Tax laws must be applied as uniformly as possible. See
Sunday Lake Iron Co. v. Wakefield Tp., 247 U.S. 350 (1918).
However, the Commissioner is not required to offer a settlement
to one taxpayer consistent with that offered to other similarly
situated taxpayers, absent proof that a taxpayer has been singled
out for adverse treatment based on impermissible considerations
such as race or religion, and absent contractual agreements to
the contrary. Estate of Campion v. Commissioner, 110 T.C. 165,
170 (1998), affd. without published opinion sub nom. Drake Oil
Tech. Partners v. Commissioner, 211 F.3d 1277 (10th Cir. 2000),
and Tucek v. Commissioner, 198 F.3d 259 (10th Cir. 1999); Norfolk
S. Corp. v.

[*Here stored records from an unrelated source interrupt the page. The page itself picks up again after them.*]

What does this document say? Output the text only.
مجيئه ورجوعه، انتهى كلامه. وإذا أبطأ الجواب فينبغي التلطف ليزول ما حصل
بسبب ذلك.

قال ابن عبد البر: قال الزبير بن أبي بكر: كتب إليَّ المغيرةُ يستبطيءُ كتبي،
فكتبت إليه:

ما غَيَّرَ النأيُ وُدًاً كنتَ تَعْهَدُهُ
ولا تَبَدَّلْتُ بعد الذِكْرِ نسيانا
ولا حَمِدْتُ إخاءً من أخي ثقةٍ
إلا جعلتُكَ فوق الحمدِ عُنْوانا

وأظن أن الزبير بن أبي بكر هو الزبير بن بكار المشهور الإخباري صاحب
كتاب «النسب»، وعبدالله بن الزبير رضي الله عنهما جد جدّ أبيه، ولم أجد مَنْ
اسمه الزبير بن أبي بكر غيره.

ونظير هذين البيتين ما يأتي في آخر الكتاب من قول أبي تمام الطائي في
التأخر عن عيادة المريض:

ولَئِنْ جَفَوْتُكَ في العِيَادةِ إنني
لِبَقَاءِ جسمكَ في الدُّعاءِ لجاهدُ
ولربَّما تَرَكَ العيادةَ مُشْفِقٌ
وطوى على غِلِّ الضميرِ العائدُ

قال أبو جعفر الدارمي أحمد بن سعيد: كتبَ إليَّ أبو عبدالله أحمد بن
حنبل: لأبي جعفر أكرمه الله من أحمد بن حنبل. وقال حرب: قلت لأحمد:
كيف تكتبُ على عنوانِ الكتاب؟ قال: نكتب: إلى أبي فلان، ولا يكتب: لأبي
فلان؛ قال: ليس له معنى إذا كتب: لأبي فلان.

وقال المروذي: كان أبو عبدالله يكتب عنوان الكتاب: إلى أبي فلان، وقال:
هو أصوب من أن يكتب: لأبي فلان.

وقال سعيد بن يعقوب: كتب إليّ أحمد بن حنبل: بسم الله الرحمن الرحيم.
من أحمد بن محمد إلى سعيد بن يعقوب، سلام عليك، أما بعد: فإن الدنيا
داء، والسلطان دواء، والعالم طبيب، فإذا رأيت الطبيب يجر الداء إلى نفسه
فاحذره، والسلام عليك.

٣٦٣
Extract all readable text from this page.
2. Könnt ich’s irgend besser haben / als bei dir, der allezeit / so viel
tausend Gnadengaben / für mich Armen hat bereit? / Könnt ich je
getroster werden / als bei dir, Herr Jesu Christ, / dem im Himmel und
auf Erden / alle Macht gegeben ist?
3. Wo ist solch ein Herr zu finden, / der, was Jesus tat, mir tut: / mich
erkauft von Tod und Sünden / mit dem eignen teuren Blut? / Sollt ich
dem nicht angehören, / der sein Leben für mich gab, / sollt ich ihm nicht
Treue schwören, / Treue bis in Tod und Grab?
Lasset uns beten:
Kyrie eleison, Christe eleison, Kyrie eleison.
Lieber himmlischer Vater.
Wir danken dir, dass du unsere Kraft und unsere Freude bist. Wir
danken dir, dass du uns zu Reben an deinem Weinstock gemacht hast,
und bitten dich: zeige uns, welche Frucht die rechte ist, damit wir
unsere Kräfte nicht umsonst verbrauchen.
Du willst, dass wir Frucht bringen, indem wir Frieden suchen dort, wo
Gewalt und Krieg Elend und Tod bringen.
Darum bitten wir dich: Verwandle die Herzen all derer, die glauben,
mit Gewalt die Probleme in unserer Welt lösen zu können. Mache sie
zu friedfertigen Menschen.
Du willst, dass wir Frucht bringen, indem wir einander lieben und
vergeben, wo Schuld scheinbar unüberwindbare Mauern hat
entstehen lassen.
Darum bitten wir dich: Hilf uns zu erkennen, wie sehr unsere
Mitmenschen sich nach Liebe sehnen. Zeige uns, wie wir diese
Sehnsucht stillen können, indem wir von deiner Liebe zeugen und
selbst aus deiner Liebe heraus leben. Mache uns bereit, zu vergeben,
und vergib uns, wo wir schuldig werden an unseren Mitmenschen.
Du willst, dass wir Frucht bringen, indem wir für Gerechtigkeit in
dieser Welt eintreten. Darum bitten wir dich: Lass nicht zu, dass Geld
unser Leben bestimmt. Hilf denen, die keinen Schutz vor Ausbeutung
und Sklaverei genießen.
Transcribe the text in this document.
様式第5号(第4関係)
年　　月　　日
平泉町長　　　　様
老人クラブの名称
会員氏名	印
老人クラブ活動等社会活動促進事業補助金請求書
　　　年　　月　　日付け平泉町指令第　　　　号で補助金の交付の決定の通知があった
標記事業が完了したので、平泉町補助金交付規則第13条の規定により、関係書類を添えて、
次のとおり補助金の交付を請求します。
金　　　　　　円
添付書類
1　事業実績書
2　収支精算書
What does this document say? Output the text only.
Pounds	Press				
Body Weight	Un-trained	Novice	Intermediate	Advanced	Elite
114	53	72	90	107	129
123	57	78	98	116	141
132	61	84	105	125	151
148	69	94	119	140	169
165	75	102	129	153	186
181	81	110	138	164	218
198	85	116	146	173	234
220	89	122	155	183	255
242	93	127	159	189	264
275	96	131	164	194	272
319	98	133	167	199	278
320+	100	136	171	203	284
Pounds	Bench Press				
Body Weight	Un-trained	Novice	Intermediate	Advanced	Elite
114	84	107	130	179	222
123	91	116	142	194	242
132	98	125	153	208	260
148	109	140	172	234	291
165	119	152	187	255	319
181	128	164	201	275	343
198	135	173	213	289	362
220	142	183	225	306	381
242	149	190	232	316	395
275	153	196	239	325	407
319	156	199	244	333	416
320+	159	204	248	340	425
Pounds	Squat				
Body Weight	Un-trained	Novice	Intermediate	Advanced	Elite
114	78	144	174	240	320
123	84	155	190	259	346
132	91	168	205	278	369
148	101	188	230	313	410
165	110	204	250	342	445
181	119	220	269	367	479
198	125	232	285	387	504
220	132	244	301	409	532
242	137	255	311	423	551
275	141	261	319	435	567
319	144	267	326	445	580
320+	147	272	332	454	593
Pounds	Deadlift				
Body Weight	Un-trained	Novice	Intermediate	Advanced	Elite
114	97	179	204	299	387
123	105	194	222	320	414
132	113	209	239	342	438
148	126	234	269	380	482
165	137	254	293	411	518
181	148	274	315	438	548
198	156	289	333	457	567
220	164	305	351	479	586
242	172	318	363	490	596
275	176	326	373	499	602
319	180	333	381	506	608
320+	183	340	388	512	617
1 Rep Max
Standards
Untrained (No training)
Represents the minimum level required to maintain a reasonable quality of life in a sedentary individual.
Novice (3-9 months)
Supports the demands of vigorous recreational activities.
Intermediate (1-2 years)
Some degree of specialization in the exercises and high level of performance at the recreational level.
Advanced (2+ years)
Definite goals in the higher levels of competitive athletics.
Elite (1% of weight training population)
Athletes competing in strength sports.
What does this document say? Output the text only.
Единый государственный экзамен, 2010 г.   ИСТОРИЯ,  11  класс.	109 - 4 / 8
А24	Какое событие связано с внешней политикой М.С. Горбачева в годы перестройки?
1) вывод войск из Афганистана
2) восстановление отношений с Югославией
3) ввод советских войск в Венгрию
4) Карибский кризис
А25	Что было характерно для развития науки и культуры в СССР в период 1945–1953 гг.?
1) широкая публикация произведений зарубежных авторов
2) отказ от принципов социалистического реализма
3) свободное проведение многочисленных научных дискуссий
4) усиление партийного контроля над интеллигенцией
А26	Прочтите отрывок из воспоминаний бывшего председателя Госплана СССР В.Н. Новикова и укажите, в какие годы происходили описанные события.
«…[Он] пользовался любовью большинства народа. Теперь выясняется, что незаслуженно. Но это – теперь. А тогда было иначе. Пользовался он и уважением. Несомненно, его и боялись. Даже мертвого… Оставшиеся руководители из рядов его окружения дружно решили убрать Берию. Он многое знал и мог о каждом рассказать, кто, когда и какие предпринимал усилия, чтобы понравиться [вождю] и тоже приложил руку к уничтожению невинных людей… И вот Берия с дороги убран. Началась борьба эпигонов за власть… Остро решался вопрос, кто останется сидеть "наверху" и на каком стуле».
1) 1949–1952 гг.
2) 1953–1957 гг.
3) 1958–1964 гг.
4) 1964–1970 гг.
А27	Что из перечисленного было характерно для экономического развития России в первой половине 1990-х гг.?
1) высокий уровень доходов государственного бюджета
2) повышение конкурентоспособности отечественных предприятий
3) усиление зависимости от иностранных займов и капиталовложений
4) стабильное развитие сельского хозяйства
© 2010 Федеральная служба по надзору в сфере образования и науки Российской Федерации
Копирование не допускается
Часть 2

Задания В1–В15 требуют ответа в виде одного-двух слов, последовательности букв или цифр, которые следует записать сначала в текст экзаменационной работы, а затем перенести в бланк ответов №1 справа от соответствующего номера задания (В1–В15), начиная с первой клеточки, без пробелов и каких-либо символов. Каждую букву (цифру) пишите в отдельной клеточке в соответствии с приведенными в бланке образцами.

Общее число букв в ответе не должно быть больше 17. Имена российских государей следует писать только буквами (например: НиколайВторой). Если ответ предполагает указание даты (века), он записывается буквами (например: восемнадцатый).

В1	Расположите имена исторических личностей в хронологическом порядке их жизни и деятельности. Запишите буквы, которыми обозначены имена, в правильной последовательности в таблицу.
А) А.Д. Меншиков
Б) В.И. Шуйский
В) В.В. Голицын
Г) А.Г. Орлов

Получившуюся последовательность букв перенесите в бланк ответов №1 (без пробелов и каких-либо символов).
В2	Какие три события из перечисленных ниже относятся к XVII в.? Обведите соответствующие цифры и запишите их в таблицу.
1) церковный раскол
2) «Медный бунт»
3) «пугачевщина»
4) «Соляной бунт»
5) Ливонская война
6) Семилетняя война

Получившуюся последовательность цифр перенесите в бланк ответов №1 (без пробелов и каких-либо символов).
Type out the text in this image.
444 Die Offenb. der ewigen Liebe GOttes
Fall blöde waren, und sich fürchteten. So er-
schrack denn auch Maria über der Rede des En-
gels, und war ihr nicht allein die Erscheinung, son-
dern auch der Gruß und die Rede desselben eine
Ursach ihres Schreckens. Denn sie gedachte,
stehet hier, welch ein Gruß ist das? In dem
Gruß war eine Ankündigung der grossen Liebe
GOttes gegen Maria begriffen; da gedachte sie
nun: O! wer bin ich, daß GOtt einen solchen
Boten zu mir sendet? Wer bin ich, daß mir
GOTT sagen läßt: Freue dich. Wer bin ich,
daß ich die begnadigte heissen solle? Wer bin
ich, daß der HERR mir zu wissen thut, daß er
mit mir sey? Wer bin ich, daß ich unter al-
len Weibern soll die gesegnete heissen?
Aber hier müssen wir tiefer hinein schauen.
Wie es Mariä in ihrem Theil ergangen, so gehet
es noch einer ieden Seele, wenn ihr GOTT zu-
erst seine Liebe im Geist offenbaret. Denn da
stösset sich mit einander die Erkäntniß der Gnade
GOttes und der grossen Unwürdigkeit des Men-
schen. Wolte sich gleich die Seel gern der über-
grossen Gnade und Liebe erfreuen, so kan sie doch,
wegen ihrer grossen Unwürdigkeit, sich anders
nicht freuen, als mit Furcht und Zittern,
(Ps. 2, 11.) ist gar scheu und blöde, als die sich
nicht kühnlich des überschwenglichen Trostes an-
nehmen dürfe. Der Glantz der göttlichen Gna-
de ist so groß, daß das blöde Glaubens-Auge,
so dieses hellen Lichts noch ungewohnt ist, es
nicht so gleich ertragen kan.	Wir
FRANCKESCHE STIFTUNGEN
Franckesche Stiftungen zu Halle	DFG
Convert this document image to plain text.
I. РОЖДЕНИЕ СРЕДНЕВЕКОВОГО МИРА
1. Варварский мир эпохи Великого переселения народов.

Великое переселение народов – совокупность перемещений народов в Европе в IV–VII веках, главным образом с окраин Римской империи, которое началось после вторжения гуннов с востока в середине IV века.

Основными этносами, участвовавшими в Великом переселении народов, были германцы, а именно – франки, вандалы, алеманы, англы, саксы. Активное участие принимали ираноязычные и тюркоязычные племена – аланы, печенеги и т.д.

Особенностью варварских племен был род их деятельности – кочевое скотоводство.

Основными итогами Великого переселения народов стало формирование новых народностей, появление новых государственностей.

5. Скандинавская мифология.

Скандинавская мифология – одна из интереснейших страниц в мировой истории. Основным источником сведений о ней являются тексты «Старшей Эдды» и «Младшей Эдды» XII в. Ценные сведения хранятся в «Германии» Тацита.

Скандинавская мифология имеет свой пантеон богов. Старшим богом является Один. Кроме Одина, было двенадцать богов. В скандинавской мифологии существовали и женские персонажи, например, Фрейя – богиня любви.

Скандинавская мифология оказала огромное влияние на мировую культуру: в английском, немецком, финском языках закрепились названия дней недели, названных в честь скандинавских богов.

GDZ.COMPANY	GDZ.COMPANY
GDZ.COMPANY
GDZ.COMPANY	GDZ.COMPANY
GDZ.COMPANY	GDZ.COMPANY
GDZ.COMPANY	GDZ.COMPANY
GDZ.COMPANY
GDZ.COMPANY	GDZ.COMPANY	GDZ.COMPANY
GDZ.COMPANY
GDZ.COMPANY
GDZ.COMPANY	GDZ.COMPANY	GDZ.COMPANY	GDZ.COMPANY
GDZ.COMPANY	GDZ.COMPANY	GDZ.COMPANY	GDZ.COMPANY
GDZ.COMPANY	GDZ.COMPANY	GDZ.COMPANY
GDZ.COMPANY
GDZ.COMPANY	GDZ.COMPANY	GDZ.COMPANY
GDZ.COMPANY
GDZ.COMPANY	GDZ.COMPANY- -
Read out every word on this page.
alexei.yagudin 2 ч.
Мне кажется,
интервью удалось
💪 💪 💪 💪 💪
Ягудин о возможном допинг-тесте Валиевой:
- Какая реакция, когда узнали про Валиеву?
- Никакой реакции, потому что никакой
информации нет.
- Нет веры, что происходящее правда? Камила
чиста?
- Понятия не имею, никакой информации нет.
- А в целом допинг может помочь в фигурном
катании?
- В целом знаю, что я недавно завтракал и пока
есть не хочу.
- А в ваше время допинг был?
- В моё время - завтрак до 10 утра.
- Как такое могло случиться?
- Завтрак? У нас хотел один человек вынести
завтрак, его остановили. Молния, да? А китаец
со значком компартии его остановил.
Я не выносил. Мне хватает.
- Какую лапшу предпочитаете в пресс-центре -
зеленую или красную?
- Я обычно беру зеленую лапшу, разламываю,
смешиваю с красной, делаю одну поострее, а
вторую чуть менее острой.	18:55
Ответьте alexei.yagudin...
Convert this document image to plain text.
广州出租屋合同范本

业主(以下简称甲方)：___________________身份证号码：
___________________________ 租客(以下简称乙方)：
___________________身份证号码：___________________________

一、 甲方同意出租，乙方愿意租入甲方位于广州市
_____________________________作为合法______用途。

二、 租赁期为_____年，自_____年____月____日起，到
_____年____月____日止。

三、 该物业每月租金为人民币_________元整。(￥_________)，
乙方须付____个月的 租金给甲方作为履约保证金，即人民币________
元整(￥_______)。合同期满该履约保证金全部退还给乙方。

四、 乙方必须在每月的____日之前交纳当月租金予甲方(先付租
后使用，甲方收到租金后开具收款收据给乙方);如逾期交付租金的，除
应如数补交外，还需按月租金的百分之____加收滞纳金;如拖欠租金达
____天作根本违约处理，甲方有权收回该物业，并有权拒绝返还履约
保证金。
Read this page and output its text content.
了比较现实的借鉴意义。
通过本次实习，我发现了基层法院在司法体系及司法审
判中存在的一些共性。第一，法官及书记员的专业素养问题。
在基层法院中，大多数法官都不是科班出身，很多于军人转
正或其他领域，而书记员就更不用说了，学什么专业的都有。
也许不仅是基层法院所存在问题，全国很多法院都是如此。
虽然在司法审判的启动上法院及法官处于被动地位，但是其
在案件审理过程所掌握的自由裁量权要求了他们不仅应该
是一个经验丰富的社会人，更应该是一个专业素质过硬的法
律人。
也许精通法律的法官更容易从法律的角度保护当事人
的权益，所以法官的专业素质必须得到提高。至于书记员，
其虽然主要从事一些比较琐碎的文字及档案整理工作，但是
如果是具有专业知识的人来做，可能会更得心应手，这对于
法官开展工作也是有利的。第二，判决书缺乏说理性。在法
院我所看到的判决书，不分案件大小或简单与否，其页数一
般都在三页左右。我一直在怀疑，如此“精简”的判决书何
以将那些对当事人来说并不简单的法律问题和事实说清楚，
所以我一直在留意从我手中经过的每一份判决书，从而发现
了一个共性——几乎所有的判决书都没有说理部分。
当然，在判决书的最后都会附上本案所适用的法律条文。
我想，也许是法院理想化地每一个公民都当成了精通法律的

Commissioner, 104 T.C. 13, 58-59, supplemented by 104
T.C. 417 (1995), affd. 140 F.3d 240 (4th Cir. 1998); Davis v.
Commissioner, 65 T.C. 1014, 1022 (1976).
Petitioners contend that respondent is estopped from denying
that petitioner is entitled to deduct expropriation losses in the
same amount as respondent allowed for his father and brother. We
disagree. For estoppel to apply to a party, the other party must
have reasonably relied to its detriment on the conduct of the
estopped party. Lyng v. Payne, 476 U.S. 926, 935-36 (1986);
Heckler v. Cmty. Health Servs., Inc., 467 U.S. 51, 59 (1984).